Before submitting your assignment, execute make clean to get rid of extraneous files. The penalty for an “unclean” submission is 10 points. Submit your program to Canvas. This assignment is named PA3. Programs submitted after the due date (Thursday, September 21, 2017, 6:00 PM ) will be tagged as late, and will be subject to the late homework policy.
Other Things
Your source code must be fully documented, including Doxygen header comments for every function (don’t forget that you should write these first). To be able to use Doxygen, download the sample file called Doxyfile from Canvas and put it into the same directory as your source files. Then edit the line where there is a place to put the project name.
To generate beautifully-formatted Web pages with the documentation, you just need to run this command:
doxygen
This creates a directory called html under your source directory and puts the Web pages under it (it may also create a directory called latex, but you can ignore it). You can open the file index.html with your Web browser to see these Web pages. Probably the most convenient way to do all this is to set up your makefile properly. On the line starting with all:, add the word docs after the name of your executable file. Then add a rule and command for running Doxygen:
docs:
doxygen
This way, whenever you build your project, it will also generate the documentation.
You must also backup your source code to WPI’s FusionForge server using Git. Do this regularly. If you are working with a partner, one of you can log into fusion.wpi.edu and authorize the other’s username to access your project repository. Then you can both use the same repository, which will make it easy to share code between you.
Grading
This assignment is worth fifty (50) points. Your program must compile without errors in order to receive any credit.
- Correctly build from the makefile without warnings (with –Wall switch – 5 points
- Organization of program into at least three modules – 5 points
- Correct construction of binary tree and insertion of nodes – 5 points
- Correct traversal of binary tree and output of information according to specified format – 5 points
- Correct use of malloc() and correctly freeing all malloc’ed data – 5 points
- Proper destruction of tree and all of its objects before exiting – 5 points
- Correct execution with graders’ test cases – 5 points
- Satisfactory README file, including output of two non-trivial test cases – 5 points
- Complete internal comments, including Doxygen header comments. – 10 points
Note: A penalty of ten points will be assessed if your project is not clean before creating the zip file or for submitting your programs in some format other than a zip file.[1]
Note 2: If your program does not compile correctly on the course virtual machine using the makefile, the graders will attempt to contact you via e-mail. You will have 24 hours to resubmit a corrected version, and a penalty of 25% will be assessed (in addition to other penalties).
Extra Credit — AVL tree
For 25% extra credit, make your binary tree into an AVL tree, so that it is balanced at all times. In addition, submit a graph or a plot that shows the running times of the AVL tree algorithm versus the ordinary binary tree algorithm for at least three test cases including at least one small, one medium, and one large input. You should do this after you get the program working with an ordinary binary tree. Be sure to explain in your README file how your AVL tree works and how you know that it is balanced.

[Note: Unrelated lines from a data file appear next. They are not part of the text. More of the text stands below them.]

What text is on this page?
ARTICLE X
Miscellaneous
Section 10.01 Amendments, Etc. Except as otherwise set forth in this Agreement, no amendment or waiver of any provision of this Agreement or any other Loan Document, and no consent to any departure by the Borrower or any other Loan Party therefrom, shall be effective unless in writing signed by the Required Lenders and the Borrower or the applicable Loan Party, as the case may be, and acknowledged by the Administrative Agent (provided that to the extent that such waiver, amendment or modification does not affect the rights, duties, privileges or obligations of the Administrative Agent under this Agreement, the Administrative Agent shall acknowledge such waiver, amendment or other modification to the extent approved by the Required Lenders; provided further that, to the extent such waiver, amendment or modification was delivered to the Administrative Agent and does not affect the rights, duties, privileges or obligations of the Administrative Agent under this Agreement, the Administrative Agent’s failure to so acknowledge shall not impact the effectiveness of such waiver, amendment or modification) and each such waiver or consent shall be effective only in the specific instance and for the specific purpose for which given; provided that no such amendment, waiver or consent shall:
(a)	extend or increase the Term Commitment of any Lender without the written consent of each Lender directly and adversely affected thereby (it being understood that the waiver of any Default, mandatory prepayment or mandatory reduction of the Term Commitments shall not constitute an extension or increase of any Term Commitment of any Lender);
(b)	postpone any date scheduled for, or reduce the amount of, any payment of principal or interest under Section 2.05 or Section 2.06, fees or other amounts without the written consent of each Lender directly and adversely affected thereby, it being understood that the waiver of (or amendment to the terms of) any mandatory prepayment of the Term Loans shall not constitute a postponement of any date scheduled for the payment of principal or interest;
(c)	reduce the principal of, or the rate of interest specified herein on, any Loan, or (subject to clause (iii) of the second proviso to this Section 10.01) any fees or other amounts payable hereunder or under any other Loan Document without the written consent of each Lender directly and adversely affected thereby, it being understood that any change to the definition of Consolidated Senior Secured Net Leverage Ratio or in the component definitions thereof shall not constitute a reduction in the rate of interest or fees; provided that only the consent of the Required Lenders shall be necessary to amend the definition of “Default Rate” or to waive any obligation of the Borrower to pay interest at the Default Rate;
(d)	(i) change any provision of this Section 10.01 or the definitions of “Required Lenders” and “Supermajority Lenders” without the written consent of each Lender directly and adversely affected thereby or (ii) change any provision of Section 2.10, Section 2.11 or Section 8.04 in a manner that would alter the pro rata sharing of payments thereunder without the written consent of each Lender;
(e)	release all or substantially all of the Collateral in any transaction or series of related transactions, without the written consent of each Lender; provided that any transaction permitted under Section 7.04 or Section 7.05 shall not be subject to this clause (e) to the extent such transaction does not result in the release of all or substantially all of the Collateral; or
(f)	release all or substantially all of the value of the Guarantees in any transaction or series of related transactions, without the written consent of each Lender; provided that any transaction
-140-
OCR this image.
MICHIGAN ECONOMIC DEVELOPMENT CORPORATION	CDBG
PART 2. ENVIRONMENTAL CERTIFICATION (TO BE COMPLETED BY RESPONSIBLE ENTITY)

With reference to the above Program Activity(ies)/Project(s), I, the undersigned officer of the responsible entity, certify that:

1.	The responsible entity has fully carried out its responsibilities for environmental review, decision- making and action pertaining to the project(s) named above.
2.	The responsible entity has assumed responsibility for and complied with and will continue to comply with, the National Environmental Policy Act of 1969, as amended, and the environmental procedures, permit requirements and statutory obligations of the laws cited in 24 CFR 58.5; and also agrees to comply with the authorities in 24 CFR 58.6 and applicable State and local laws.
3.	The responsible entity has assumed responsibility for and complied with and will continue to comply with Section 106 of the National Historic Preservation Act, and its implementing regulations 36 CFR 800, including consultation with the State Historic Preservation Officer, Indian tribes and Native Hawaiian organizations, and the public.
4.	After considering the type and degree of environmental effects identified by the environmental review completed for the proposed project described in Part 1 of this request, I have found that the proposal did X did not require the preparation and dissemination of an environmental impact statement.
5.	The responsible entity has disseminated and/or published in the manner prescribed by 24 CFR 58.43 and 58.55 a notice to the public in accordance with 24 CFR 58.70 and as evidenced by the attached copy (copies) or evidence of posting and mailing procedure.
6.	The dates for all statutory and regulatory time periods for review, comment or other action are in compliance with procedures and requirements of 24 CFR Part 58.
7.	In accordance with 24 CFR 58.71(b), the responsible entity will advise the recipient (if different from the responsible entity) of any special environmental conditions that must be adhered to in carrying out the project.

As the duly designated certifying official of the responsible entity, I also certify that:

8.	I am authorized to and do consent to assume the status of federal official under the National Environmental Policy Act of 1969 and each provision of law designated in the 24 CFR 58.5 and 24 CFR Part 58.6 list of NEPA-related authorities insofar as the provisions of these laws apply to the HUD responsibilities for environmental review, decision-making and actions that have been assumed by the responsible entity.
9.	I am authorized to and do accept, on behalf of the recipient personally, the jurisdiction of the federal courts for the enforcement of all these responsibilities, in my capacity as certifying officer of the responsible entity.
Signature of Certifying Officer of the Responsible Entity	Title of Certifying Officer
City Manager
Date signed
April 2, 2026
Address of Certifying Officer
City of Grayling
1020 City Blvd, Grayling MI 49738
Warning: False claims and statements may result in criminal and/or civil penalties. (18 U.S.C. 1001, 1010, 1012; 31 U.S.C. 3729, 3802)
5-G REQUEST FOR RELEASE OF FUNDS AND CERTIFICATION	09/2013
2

If you elect to do this extra credit, it is strongly suggested that you get the basic version of the project working first. Submit it as a zip file named PA3_userName.zip. Next, develop and debug the code to implement the AVL tree, and export that to a file named PA3_userName_AVL.zip. The graders will attempt to grade your AVL version first. If that does not work, they will fall back to the non-AVL version.
[1] The Professor’s computer is tar-file challenged, rar-file challenged, as well as challenged for all other kinds of archive files.